God’s made us in such a way that we need each other – that we can’t grow into our full humanity without one another.
It’s not an accident that believers generally gather together in communities. Even the monastics of the early church, who took themselves off to live alone in the desert, gathered together in convocations every now and again. We need each other - for affirmation, for guidance, for correction sometimes, to have our rough edges knocked off a little bit. To widen our understanding.
It was Jean-Paul Sartre who once said that hell is other people. I know what he was getting at, but I think he’s wrong. I think it’s far more likely that hell is where we get the isolation we think we want.
One of CS Lewis’s images of hell is that of people moving so far away from one another that they’re like constellations of stars in the night sky – separated from each other by unfathomable distances. Forever locked in the prison of their own selves with no prospect of anyone ever unlocking the door and leading them somewhere new.
Martin Luther was fond of saying that the essence of sin was to be incurvatus in se – turned in on yourself, and by definition, away from the other.
There’s no doubt that community – whether the community of the family, or the church, or the wider human family – is something that takes a lot of working at. But it’s where we learn what it means to be genuinely human. And it’s also one of the places where we meet God, in the face and the person of the other.

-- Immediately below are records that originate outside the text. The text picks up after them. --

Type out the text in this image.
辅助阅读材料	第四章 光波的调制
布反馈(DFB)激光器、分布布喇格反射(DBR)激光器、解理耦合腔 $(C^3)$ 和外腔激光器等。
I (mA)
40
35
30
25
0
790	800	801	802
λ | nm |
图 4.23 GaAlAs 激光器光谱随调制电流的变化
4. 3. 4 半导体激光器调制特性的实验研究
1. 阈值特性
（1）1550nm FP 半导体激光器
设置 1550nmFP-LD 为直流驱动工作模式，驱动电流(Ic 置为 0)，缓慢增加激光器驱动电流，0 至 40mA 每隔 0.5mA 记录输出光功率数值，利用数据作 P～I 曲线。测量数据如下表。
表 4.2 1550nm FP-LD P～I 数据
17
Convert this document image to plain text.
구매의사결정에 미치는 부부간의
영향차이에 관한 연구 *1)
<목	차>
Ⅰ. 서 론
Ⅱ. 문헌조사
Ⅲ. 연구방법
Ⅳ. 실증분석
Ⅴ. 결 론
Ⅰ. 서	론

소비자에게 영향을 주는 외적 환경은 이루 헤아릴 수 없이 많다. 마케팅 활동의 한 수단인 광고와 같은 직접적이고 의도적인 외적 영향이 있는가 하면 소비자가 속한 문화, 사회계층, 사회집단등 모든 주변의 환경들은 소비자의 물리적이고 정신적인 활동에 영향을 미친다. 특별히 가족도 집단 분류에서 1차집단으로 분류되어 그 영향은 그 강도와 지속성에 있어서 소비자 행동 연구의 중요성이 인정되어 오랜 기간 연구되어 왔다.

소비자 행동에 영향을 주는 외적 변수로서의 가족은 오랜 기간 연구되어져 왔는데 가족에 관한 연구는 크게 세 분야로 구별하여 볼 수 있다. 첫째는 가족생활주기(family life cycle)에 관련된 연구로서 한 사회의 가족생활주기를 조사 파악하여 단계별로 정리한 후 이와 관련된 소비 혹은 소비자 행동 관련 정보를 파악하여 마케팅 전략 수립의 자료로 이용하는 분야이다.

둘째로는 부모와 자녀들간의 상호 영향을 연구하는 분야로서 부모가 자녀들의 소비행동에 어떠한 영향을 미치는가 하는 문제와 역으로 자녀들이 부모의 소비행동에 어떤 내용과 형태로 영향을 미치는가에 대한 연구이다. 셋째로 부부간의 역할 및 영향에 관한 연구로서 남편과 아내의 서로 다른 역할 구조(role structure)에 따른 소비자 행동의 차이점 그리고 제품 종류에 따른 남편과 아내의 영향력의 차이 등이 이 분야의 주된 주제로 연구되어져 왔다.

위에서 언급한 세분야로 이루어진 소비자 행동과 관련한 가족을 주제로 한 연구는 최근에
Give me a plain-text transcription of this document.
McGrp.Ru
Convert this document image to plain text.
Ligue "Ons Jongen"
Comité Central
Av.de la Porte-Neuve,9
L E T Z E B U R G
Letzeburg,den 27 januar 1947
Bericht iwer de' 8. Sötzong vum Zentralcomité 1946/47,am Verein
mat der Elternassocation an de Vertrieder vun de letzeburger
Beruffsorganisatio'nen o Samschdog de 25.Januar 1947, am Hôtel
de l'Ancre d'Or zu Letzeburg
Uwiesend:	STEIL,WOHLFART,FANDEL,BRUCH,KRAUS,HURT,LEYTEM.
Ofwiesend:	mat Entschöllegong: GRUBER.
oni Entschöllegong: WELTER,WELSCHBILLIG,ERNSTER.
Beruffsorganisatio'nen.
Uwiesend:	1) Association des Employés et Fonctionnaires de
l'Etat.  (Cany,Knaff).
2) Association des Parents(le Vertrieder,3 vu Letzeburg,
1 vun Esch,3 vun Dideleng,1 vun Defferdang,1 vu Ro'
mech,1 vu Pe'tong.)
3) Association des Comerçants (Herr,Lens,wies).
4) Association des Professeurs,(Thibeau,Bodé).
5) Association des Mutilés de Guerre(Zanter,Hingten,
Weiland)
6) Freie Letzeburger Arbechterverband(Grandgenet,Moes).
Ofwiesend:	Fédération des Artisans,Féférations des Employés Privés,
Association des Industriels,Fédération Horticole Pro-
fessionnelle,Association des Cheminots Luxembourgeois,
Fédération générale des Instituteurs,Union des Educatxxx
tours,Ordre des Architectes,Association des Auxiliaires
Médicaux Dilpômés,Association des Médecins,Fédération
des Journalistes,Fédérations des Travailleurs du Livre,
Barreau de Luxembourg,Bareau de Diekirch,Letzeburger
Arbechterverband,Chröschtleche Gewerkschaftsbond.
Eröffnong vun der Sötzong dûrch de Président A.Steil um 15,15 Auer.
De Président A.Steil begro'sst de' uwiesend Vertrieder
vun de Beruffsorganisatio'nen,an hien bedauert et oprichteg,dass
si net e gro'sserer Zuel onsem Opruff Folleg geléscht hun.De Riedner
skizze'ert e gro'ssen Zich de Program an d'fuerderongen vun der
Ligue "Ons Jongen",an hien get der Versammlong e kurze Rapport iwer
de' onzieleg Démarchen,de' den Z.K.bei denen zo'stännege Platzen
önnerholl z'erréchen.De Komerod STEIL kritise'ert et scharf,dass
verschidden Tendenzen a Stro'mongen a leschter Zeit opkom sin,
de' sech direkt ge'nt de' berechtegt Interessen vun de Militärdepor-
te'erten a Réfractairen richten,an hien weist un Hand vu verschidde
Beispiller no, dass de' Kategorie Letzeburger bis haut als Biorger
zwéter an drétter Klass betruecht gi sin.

Hospitality is costly. Going out to the other, especially the stranger, is costly, but it’s what we as Christians, are called to do, in imitation of Christ.
We may choose not to, of course. We may say we’re too busy, or too afraid, or that’s simply not the way we do things here. We mind our own business.
Well, we have that choice. But we risk missing God in so choosing.
“I was hungry and you fed me, said the Son of Man. Thirsty and you gave me a drink. I was a stranger and you received me in your homes”.
“When did we ever do those things, Lord?” say the righteous. “When did we ever see you hungry or thirsty, or a stranger?”
“I tell you, whenever you did this for one of the least important of these members of my family, you did it for me.”
Why should we take the risk of opening ourselves to the stranger?
Because many of us know what its like to be a stranger, but also because God often meets us in the guise of a stranger.
So where are the strangers in your life? You don’t have to ask them back for dinner just yet.
You could start by simply noticing them. Notice the person packing your bags in Tesco. They’re usually wearing a name badge. Thank them by name and have fun seeing the surprise in their eyes,
Notice the person hoovering the carpets in the office, or bringing you your food in the restaurant, or wondering who to sit with at coffee time in the Forsyth Hall.
Maybe it’s the new mum at the school gates, or the new staff member, or the person beside you at the bus stop, or the new person at the club.
Maybe all you have to do is meet their eyes and smile – take a second to acknowledge a fellow-human being rather than walk past them. Maybe you could take the initiative and be the one to start a conversation. Maybe, next time you’re having friends round, you could take your courage in your hands and invite one or two folk who are on the fringes – begin the process that sees them become friends.
In a world so fearful of the other, what message would it give out about the church if we were all able to start living with a little more openness?
We close with some words of the Puritan George Fox.
“Walk joyfully on the earth and respond to that of God in every human being”.
Good advice, I think.
It seems to me that in life God’s arranged things so that we might just be one another’s best bet for becoming fully human.